There is no "old self".


There is the self of today, which is fluid and which changes and fluctuates moment-by-moment and can be interrupted or even destroyed in a nanosecond. If we were fully aware of this, we probably wouldn't be able to go out the door. So we wrap invincibility around ourselves, a sense of special protection by supernatural forces (that is, if we believe in "God"). We see tangible outcomes and cling to them, throw them up like grappling hooks in hopes of being able to gain purchase and pull ourselves up.
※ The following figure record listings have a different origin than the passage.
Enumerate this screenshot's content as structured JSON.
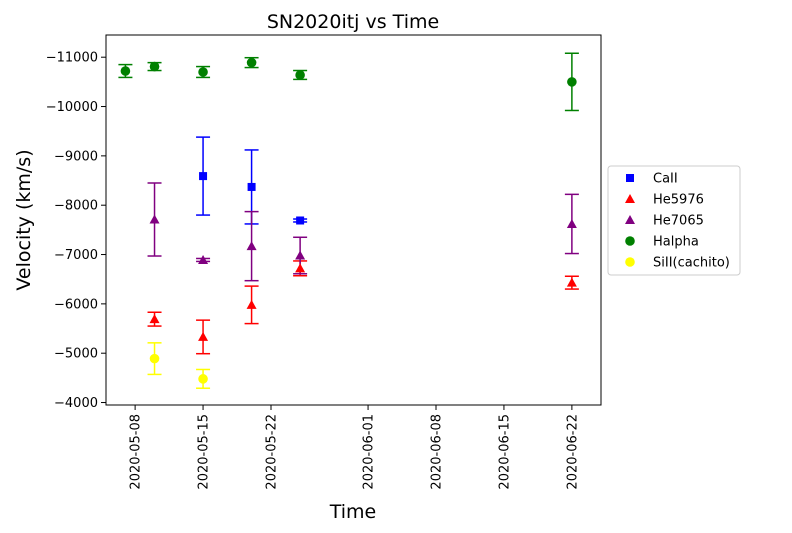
{
  "chart_data": {
    "type": "scatter",
    "title": "SN2020itj vs Time",
    "xlabel": "Time",
    "ylabel": "Velocity (km/s)",
    "x_axis": {
      "type": "date",
      "range": [
        "2020-05-05",
        "2020-06-25"
      ],
      "ticks": [
        "2020-05-08",
        "2020-05-15",
        "2020-05-22",
        "2020-06-01",
        "2020-06-08",
        "2020-06-15",
        "2020-06-22"
      ]
    },
    "y_axis": {
      "inverted": true,
      "range": [
        -3950,
        -11450
      ],
      "ticks": [
        -4000,
        -5000,
        -6000,
        -7000,
        -8000,
        -9000,
        -10000,
        -11000
      ],
      "tick_labels": [
        "−4000",
        "−5000",
        "−6000",
        "−7000",
        "−8000",
        "−9000",
        "−10000",
        "−11000"
      ]
    },
    "grid": false,
    "legend_position": "right, outside plot",
    "series": [
      {
        "name": "CaII",
        "marker": "square",
        "color": "#0000ff",
        "points": [
          {
            "x": "2020-05-15",
            "y": -8590,
            "err": 790
          },
          {
            "x": "2020-05-20",
            "y": -8370,
            "err": 750
          },
          {
            "x": "2020-05-25",
            "y": -7690,
            "err": 30
          }
        ]
      },
      {
        "name": "He5976",
        "marker": "triangle",
        "color": "#ff0000",
        "points": [
          {
            "x": "2020-05-10",
            "y": -5690,
            "err": 140
          },
          {
            "x": "2020-05-15",
            "y": -5330,
            "err": 340
          },
          {
            "x": "2020-05-20",
            "y": -5980,
            "err": 380
          },
          {
            "x": "2020-05-25",
            "y": -6720,
            "err": 150
          },
          {
            "x": "2020-06-22",
            "y": -6430,
            "err": 130
          }
        ]
      },
      {
        "name": "He7065",
        "marker": "triangle",
        "color": "#800080",
        "points": [
          {
            "x": "2020-05-10",
            "y": -7710,
            "err": 740
          },
          {
            "x": "2020-05-15",
            "y": -6890,
            "err": 30
          },
          {
            "x": "2020-05-20",
            "y": -7170,
            "err": 700
          },
          {
            "x": "2020-05-25",
            "y": -6980,
            "err": 370
          },
          {
            "x": "2020-06-22",
            "y": -7620,
            "err": 600
          }
        ]
      },
      {
        "name": "Halpha",
        "marker": "circle",
        "color": "#008000",
        "points": [
          {
            "x": "2020-05-07",
            "y": -10720,
            "err": 130
          },
          {
            "x": "2020-05-10",
            "y": -10810,
            "err": 80
          },
          {
            "x": "2020-05-15",
            "y": -10700,
            "err": 110
          },
          {
            "x": "2020-05-20",
            "y": -10890,
            "err": 100
          },
          {
            "x": "2020-05-25",
            "y": -10640,
            "err": 90
          },
          {
            "x": "2020-06-22",
            "y": -10500,
            "err": 580
          }
        ]
      },
      {
        "name": "SiII(cachito)",
        "marker": "circle",
        "color": "#ffff00",
        "points": [
          {
            "x": "2020-05-10",
            "y": -4890,
            "err": 320
          },
          {
            "x": "2020-05-15",
            "y": -4480,
            "err": 190
          }
        ]
      }
    ]
  }
}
I find it interesting, in cases of extreme brain damage, what it is that remains: in the program, Sawyer states that science has no idea which part of the brain is responsible for "personality" (whatever that is). In the case of Giffords, the smile remains - in fact, its dazzlement is a little eerie - along with a coached-looking gesture of a determined, waved fist. This is "the old Gabby" shining through. One wonders how much is locked up inside a badly-damaged structure, like a liver or pancreas severely compromised and barely able to perform its usual function.
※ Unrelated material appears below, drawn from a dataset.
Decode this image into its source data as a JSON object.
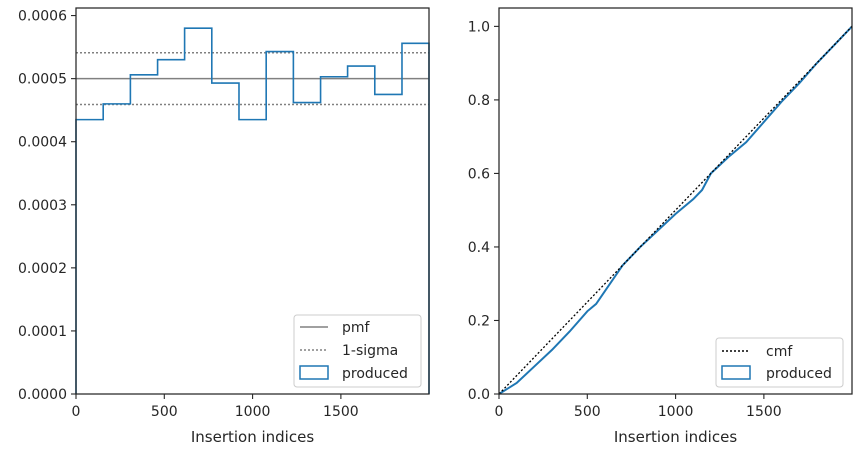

And yet, wrapped inside what seems like a desolate truth, that flexibility of personal identity, that fluidity, offers the key to a different kind of recovery: a self not "whole" in a conventional sense - certainly not the "old self" - but someone radically new. What is retained is a kind of bare essence (and where in the brain does that reside? How much do we know about the mysterious structure that supposedly calls all the shots in human existence?). Gabrielle Giffords has become not so much a shadow-self as a sister-self, a kind of spiritual twin, someone who looks like her, gestures like her, but is (in the words of the great poet Yeats) "changed, changed utterly."

"A terrible beauty is born," the poet says. And because of this bizarre miracle, beauty has somehow emerged from the very worst kind of terror.